Você fala de uma "ação Cristã", "o Cristão que manifesta a verdade do Evangelho na ação social", "não só em oração e penitência, mas também em seus compromissos políticos e em todas suas responsabilidades sociais". Bem, certamente não direi nada contra isso; se a verdade Cristã não brilha através de tudo que se faz, ao ponto de falhar em ser um Cristão, e se se é chamado para uma vocação política, sua ação naquela área também deverá ser Cristã. Mas, se não me engano, suas palavras significam algo mais que isso; ou seja, que agora, mais do que nunca, precisamos de Cristãos trabalhando na esfera social e política, para realizar ali a verdade do Evangelho. Mas por que, se o Reino de Cristo não é deste mundo? Existe realmente uma "mensagem social" Cristã, ou não é, ao contrário, o resultado da atividade Cristã de alguém que está cuidadosamente trabalhando sua salvação? De maneira alguma estou defendendo a prática do Cristianismo em isolamento; todo o Cristianismo - mesmo aquele do eremita - é um "Cristianismo social", mas isso é apenas um contexto, não um fim.  A Igreja está na sociedade porque os homens estão na sociedade, mas a finalidade da Igreja é a transformação do homem, não da sociedade. É uma boa coisa se uma sociedade e governo professam o Cristianismo verdadeiro, se suas instituições são informadas pelo Cristianismo, porque, assim, um exemplo é dado para os homens que são parte daquela sociedade; mas uma sociedade Cristã não é um fim em si, mas simplesmente um resultado do fato de que os homens Cristãos vivem em sociedade.

Eu não nego, claro, que exista tal coisa como uma "ação social" Cristã; o que questiono é a sua natureza.
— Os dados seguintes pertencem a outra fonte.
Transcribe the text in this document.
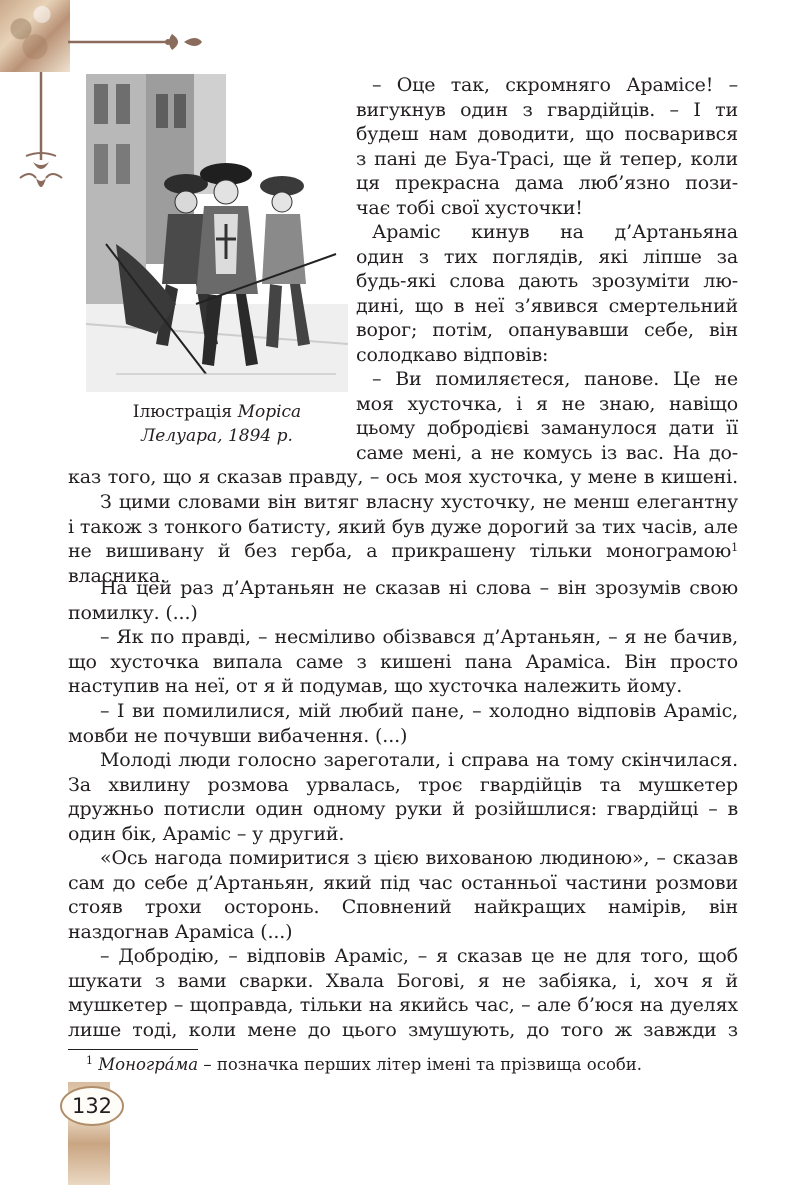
Ілюстрація Моріса
Лелуара, 1894 р.
– Оце так, скромняго Арамісе! –
вигукнув один з гвардійців. – І ти
будеш нам доводити, що посварився
з пані де Буа-Трасі, ще й тепер, коли
ця прекрасна дама люб’язно пози-
чає тобі свої хусточки!
Араміс кинув на д’Артаньяна
один з тих поглядів, які ліпше за
будь-які слова дають зрозуміти лю-
дині, що в неї з’явився смертельний
ворог; потім, опанувавши себе, він
солодкаво відповів:
– Ви помиляєтеся, панове. Це не
моя хусточка, і я не знаю, навіщо
цьому добродієві заманулося дати її
саме мені, а не комусь із вас. На до-
каз того, що я сказав правду, – ось моя хусточка, у мене в кишені.
З цими словами він витяг власну хусточку, не менш елегантну і також з тонкого батисту, який був дуже дорогий за тих часів, але не вишивану й без герба, а прикрашену тільки монограмою$^1$ власника.
На цей раз д’Артаньян не сказав ні слова – він зрозумів свою помилку. (...)
– Як по правді, – несміливо обізвався д’Артаньян, – я не бачив, що хусточка випала саме з кишені пана Араміса. Він просто наступив на неї, от я й подумав, що хусточка належить йому.
– І ви помилилися, мій любий пане, – холодно відповів Араміс, мовби не почувши вибачення. (...)
Молоді люди голосно зареготали, і справа на тому скінчилася. За хвилину розмова урвалась, троє гвардійців та мушкетер дружньо потисли один одному руки й розійшлися: гвардійці – в один бік, Араміс – у другий.
«Ось нагода помиритися з цією вихованою людиною», – сказав сам до себе д’Артаньян, який під час останньої частини розмови стояв трохи осторонь. Сповнений найкращих намірів, він наздогнав Араміса (...)
– Добродію, – відповів Араміс, – я сказав це не для того, щоб шукати з вами сварки. Хвала Богові, я не забіяка, і, хоч я й мушкетер – щоправда, тільки на якийсь час, – але б’юся на дуелях лише тоді, коли мене до цього змушують, до того ж завжди з
$^1$ Моногра́ма – позначка перших літер імені та прізвища особи.
132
Quando eu alimento meu irmão com fome, isto é um ato Cristão e uma pregação do Reino que não precisa de palavras; é feito pela razão pessoal que meu irmão - aquele que está diante de mim, neste momento, está com fome, e é um ato Cristão, porque meu irmão é, em certo sentido, Cristo. Mas se eu generalizo a partir deste caso e embarco em uma cruzada política para abolir o "mal da fome", isto é algo inteiramente diferente; embora os indivíduos que participam de tal ato possam agir de maneira perfeitamente Cristã, o projeto inteiro - e precisamente por ser um "projeto", um planejamento humano - torna-se envolvido em uma espécie de manto de "idealismo".

Mais alguns exemplos: A eficiência dos medicamentos modernos não acrescentam nada ao cumprimento do mandamento para confortar os doentes; se eles estiverem disponíveis, muito bem - mas não é Cristão pensar que nosso ato é melhor porque é mais "eficiente" ou porque beneficia mais pessoas. Isso, novamente, é idealismo. Não preciso mencionar o fato de que os medicamentos podem se tornar, de fato, um substituto para o "conforto" Cristão quando a mente do praticante torna-se demasiado absorta em eficiência; e o pesquisador que busca a "cura para o câncer" não esta fazendo nada especificamente "Cristão", mas algo técnico e "neutro".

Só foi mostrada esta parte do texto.